Il est le premier Premier ministre connu du grand public depuis 2017. Personne ne connaissait ses prédécesseurs au moment de leurs nominations, d’Édouard Philippe à Jean Castex en passant par Élisabeth Borne. Le premier Premier ministre ouvertement gay de l’histoire de la République. Un signal positif et encourageant pour les associations LGBTQIA+, qui n’ont pas manqué de le souligner. Il est aussi le plus jeune chef de gouvernement de l’histoire de France.

Le palmarès est impressionnant pour cet ambitieux aux qualités de communicant indéniables – de nombreux médias lui avaient consacré des portraits quelques semaines avant cette nomination –, mais on peine à lui trouver un quelconque bilan politique.
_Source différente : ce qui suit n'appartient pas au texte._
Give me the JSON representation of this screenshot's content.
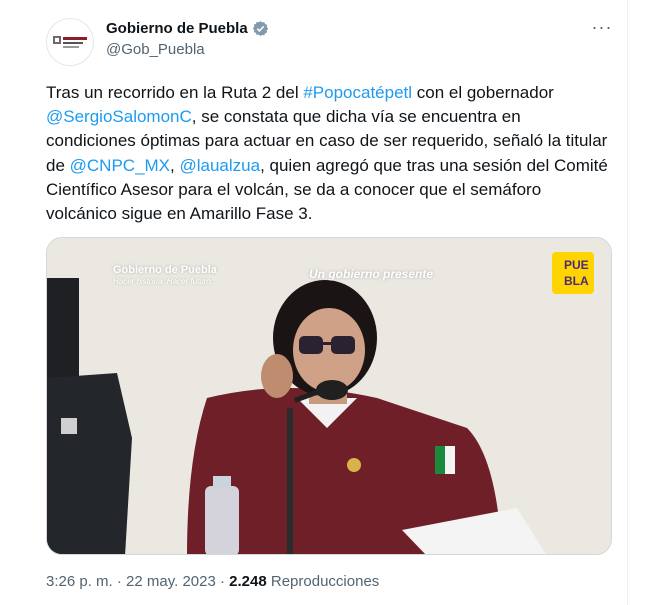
{
  "author": {
    "display_name": "Gobierno de Puebla",
    "handle": "@Gob_Puebla",
    "avatar_icon": "gobierno-puebla-logo",
    "verified_color": "#829aab"
  },
  "menu": {
    "more_label": "···"
  },
  "tweet": {
    "parts": [
      "Tras un recorrido en la Ruta 2 del ",
      "#Popocatépetl",
      " con el gobernador ",
      "@SergioSalomonC",
      ", se constata que dicha vía se encuentra en condiciones óptimas para actuar en caso de ser requerido, señaló la titular de ",
      "@CNPC_MX",
      ", ",
      "@laualzua",
      ", quien agregó que tras una sesión del Comité Científico Asesor para el volcán, se da a conocer que el semáforo volcánico sigue en Amarillo Fase 3."
    ],
    "link_color": "#1d9bf0"
  },
  "media": {
    "overlay_brand": "Gobierno de Puebla",
    "overlay_slogan": "Hacer historia. Hacer futuro.",
    "overlay_center": "Un gobierno presente",
    "overlay_logo_top": "PUE",
    "overlay_logo_bottom": "BLA"
  },
  "meta": {
    "time": "3:26 p. m.",
    "separator": " · ",
    "date": "22 may. 2023",
    "views_count": "2.248",
    "views_label": " Reproducciones"
  }
}
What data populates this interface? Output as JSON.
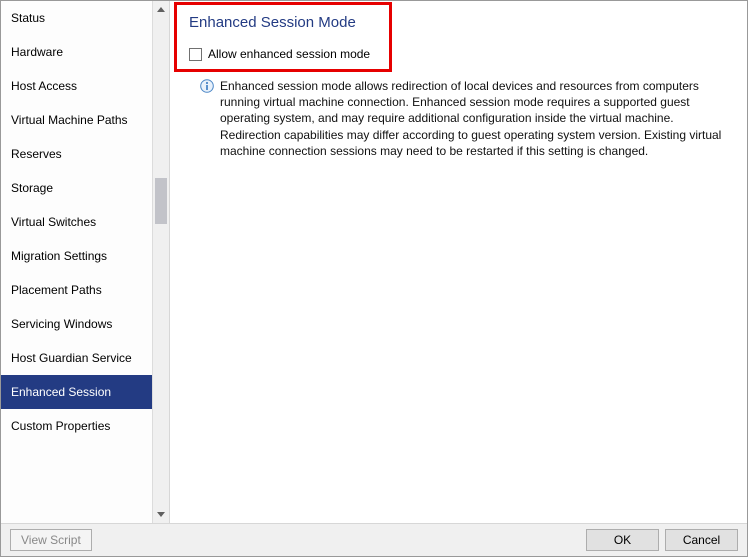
{
  "sidebar": {
    "items": [
      {
        "label": "Status"
      },
      {
        "label": "Hardware"
      },
      {
        "label": "Host Access"
      },
      {
        "label": "Virtual Machine Paths"
      },
      {
        "label": "Reserves"
      },
      {
        "label": "Storage"
      },
      {
        "label": "Virtual Switches"
      },
      {
        "label": "Migration Settings"
      },
      {
        "label": "Placement Paths"
      },
      {
        "label": "Servicing Windows"
      },
      {
        "label": "Host Guardian Service"
      },
      {
        "label": "Enhanced Session"
      },
      {
        "label": "Custom Properties"
      }
    ],
    "selected_index": 11
  },
  "content": {
    "title": "Enhanced Session Mode",
    "checkbox_label": "Allow enhanced session mode",
    "checkbox_checked": false,
    "info_text": "Enhanced session mode allows redirection of local devices and resources from computers running virtual machine connection. Enhanced session mode requires a supported guest operating system, and may require additional configuration inside the virtual machine. Redirection capabilities may differ according to guest operating system version. Existing virtual machine connection sessions may need to be restarted if this setting is changed."
  },
  "footer": {
    "view_script": "View Script",
    "ok": "OK",
    "cancel": "Cancel"
  }
}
Si ce n’est d’avoir « piqué les idées du RN »,comme l’a affirmé le maire de Perpignan, Louis Aliot. Interdiction de l’abaya, uniforme à l’école, loi asile et immigration pour laquelle il n’a pas bronché : présenté comme un homme de gauche pour être passé au cabinet de Marisol Touraine au cours du quinquennat Hollande, il est pourtant de cette génération politique sans colonne vertébrale, prête à tout pour gravir les échelons du pouvoir, y compris à épouser les idées de l’extrême droite. Un mini-Macron.

Cette nomination pourrait sonner la fin du macronisme.

En le nommant à Matignon, Emmanuel Macron fait un choix très politique, inédit depuis son élection à l’Élysée alors qu’il avait, jusque-là, plutôt privilégié des profils plus « techno ». Avec cette nomination, il n’est guère question de changement de cap politique. Macron prépare l’après Macron : l’après 2027 et la continuation de la macronie. Et c’est là que les choses se compliquent. Parce que cette nomination pourrait aussi sonner la fin du macronisme alors qu’il ne se joue plus tant la réussite du quinquennat que l’après quinquennat. Le choix Attal passe mal. Et singulièrement parmi les barons de la macronie. La jeunesse d’Attal renvoie les vieux briscards de la politique à l’ancien monde.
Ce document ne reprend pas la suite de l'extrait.